Downhill sections in long MTB races are great for maintaining gaps or putting time into people if you’re a strong descender. I try to think about the course and just how much recovery I need, and am able to get on any given descent, for the next climb or section of the race. That’s the balance, right? Figuring out how to maximize your output across the entire segment or day of the race without digging too deep into those precious reserves. A few things I think about on descents in races:

  1. How can I manage my nutrition while descending? Is it a Leadville-type of descent where I expect to be riding on relatively less challenging terrain / open dirt roads / etc. and can shovel fuel into my mouth and actually use it as a fueling opportunity? Or is it more of a short, punchy type of course where you gain and lose maybe only 200-250 feet at any given moment and descents are more focused on maintaining momentum and fueling is done on the climbs and flatter segments. The answer to this question will drive my approach to how aggressively, or not, I approach descents.

  2. Have you trained your “smooth is fast, and fast is smooth” approach? I’m not the fastest descender and am more middle of the road in terms of climbing/descending capabilities, so have to strike a balance. So one workout I’ll do is to head over to a great set of trails in Erie, CO (Erie Singletrack) where there’s one line up the middle and then about 3 different options for the descent (green, blue, and black options).
    I’ll do zone 5 efforts up the main climb (6-8 repetitions at ~2 minutes each) and come into the start of the descents with HR pegged and the focus on being smooth to gain recovery while minimizing speed loss on the way down. Then it’s right back into the climb. This is a great way to work on your technique to conserve energy on descents while managing your momentum, essentially going as fast as possible while still recovering.

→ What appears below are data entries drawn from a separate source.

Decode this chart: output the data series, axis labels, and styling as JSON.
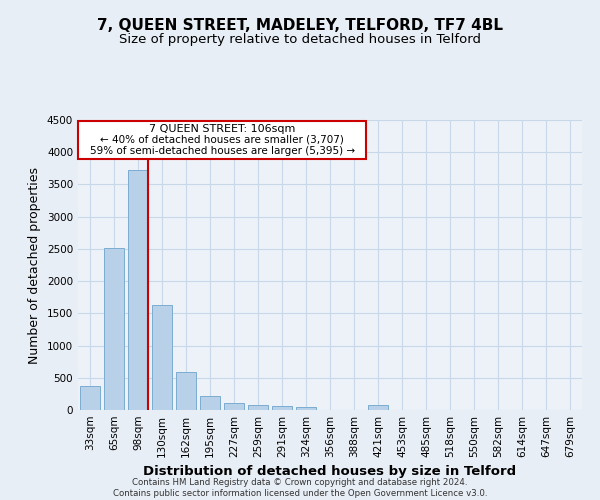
{
  "title": "7, QUEEN STREET, MADELEY, TELFORD, TF7 4BL",
  "subtitle": "Size of property relative to detached houses in Telford",
  "xlabel": "Distribution of detached houses by size in Telford",
  "ylabel": "Number of detached properties",
  "footer_line1": "Contains HM Land Registry data © Crown copyright and database right 2024.",
  "footer_line2": "Contains public sector information licensed under the Open Government Licence v3.0.",
  "categories": [
    "33sqm",
    "65sqm",
    "98sqm",
    "130sqm",
    "162sqm",
    "195sqm",
    "227sqm",
    "259sqm",
    "291sqm",
    "324sqm",
    "356sqm",
    "388sqm",
    "421sqm",
    "453sqm",
    "485sqm",
    "518sqm",
    "550sqm",
    "582sqm",
    "614sqm",
    "647sqm",
    "679sqm"
  ],
  "values": [
    370,
    2510,
    3720,
    1630,
    590,
    225,
    110,
    75,
    55,
    40,
    0,
    0,
    70,
    0,
    0,
    0,
    0,
    0,
    0,
    0,
    0
  ],
  "bar_color": "#b8d0e8",
  "bar_edgecolor": "#7badd1",
  "grid_color": "#c8d8e8",
  "background_color": "#e8eef6",
  "plot_background": "#edf2f8",
  "ylim": [
    0,
    4500
  ],
  "yticks": [
    0,
    500,
    1000,
    1500,
    2000,
    2500,
    3000,
    3500,
    4000,
    4500
  ],
  "property_label": "7 QUEEN STREET: 106sqm",
  "annotation_line1": "← 40% of detached houses are smaller (3,707)",
  "annotation_line2": "59% of semi-detached houses are larger (5,395) →",
  "vline_color": "#cc0000",
  "annotation_box_edgecolor": "#cc0000",
  "title_fontsize": 11,
  "subtitle_fontsize": 9.5,
  "axis_label_fontsize": 9,
  "tick_fontsize": 7.5,
  "vline_x": 2.4
}
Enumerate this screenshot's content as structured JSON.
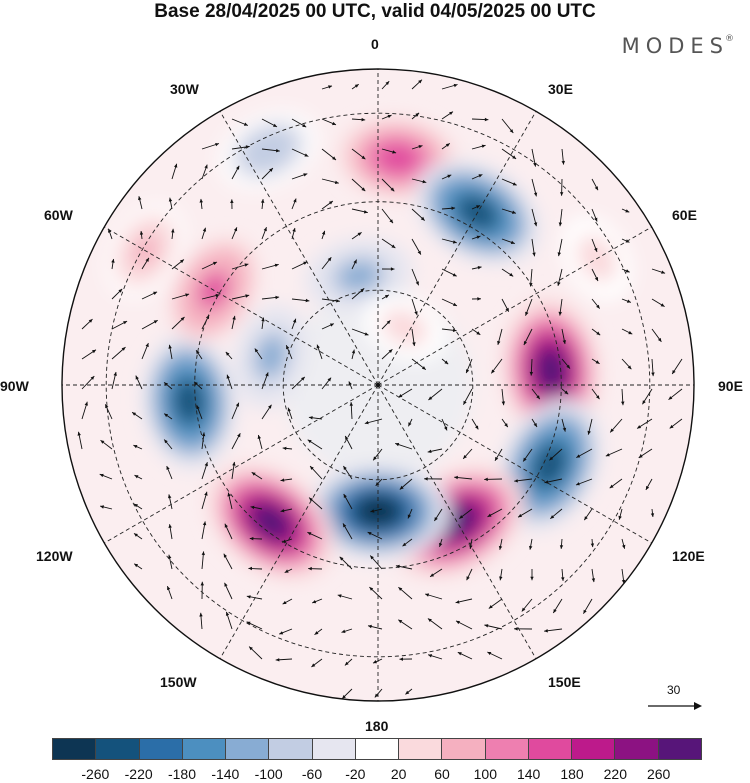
{
  "header": {
    "title": "Base 28/04/2025 00 UTC, valid 04/05/2025 00 UTC",
    "brand": "MODES",
    "brand_mark": "®"
  },
  "map": {
    "projection": "south-polar-stereographic",
    "longitude_labels": {
      "top": "0",
      "top_right": "30E",
      "right_upper": "60E",
      "right": "90E",
      "right_lower": "120E",
      "bottom_right": "150E",
      "bottom": "180",
      "bottom_left": "150W",
      "left_lower": "120W",
      "left": "90W",
      "left_upper": "60W",
      "top_left": "30W"
    },
    "reference_vector": {
      "value": "30"
    }
  },
  "colorbar": {
    "labels": [
      "-260",
      "-220",
      "-180",
      "-140",
      "-100",
      "-60",
      "-20",
      "20",
      "60",
      "100",
      "140",
      "180",
      "220",
      "260"
    ],
    "colors": [
      "#0d3553",
      "#14527c",
      "#2b6ea8",
      "#4c8fc0",
      "#88acd3",
      "#c2cde3",
      "#e6e6f0",
      "#ffffff",
      "#fadadd",
      "#f5b0c0",
      "#ee7fb0",
      "#e04a9e",
      "#bd1a8b",
      "#8c1282",
      "#571579"
    ]
  },
  "anomalies": [
    {
      "lon": 5,
      "r": 0.72,
      "value": 160
    },
    {
      "lon": 30,
      "r": 0.63,
      "value": -230
    },
    {
      "lon": 60,
      "r": 0.8,
      "value": 40
    },
    {
      "lon": 85,
      "r": 0.55,
      "value": 270
    },
    {
      "lon": 115,
      "r": 0.6,
      "value": -250
    },
    {
      "lon": 150,
      "r": 0.5,
      "value": 270
    },
    {
      "lon": 180,
      "r": 0.4,
      "value": -270
    },
    {
      "lon": 218,
      "r": 0.55,
      "value": 260
    },
    {
      "lon": 265,
      "r": 0.6,
      "value": -240
    },
    {
      "lon": 300,
      "r": 0.6,
      "value": 140
    },
    {
      "lon": 300,
      "r": 0.85,
      "value": 80
    },
    {
      "lon": 335,
      "r": 0.82,
      "value": -100
    },
    {
      "lon": 350,
      "r": 0.35,
      "value": -120
    },
    {
      "lon": 285,
      "r": 0.35,
      "value": -110
    },
    {
      "lon": 25,
      "r": 0.2,
      "value": 30
    }
  ]
}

  3. It sounds like in some of the descents, you’re attacking a bit out of the corners and doing a lot of absorption with the lower body. Depending on the terrain and how hard you might be pushing on the pedals during the descent, you might find that you can ease up just a bit. I find that if I can take micro-breaks during descents it can really help. So if you have a less technical section within a longer, technical descent, you might be able to take micro-breaks whenever the terrain eases up. So that would mean you stand up a bit on the pedals, extending the legs, and give the suspension the bulk of the duty or just grab a quick seat and completely rest the legs. On smooth terrain I find this very helpful to build these breaks in.

  4. Breathing - what is your approach to breathing when recovering? That’s a time where you can really focus on maximizing air intake and slowing expiration, which of course helps to drop HR via the vagal nerve. I find this helpful both physiologically in the HR response, and mentally in terms of just feeling more relaxed. It also allows me to sometimes relax to a degree that I can take a quick moment to look around and enjoy the scenery, which again helps on the mental side to feel a bit refreshed without losing a significant amount of DH speed.

One question that comes up is how much time you’re gaining on your competitors and if that advantage comes at any expense to your overall finish time? Depending on the course again, there may be more of an advantage to be gained by descending aggressively, hoping your competition tries to follow and gets more fatigued than you. That way you can open up the gap and maintain it. In my experience, I find that if the descending speed comes at any expense to my sustainable power/effort, then I’ll ease up a bit.
On the other hand, if the course favors the climbs, then it’s definitely a better option to conserve energy to a degree on the descents simply because they won’t have as large of an effect on the overall outcome of the event.

Ultimately I look at it as: if this is an endurance event, skew toward the side of supporting sustainable power/durability/repeatability. If it’s an enduro or DH event, or short enough that you can dig into those reserves without having to worry much about 90 minutes or 2 hours later, then it’s worth letting loose and attacking the descents to maximize the time put into competitors.

Great topic, thanks for posting!
Coach Ryan

Great tips thanks. I like the idea of practicing smooth decents right after a hard climb. I’ve got some local trails that will be perfect for practicing that. I agree that some brief sitting will help. I hadn’t thought about the breathing focus on DH…will give that a try.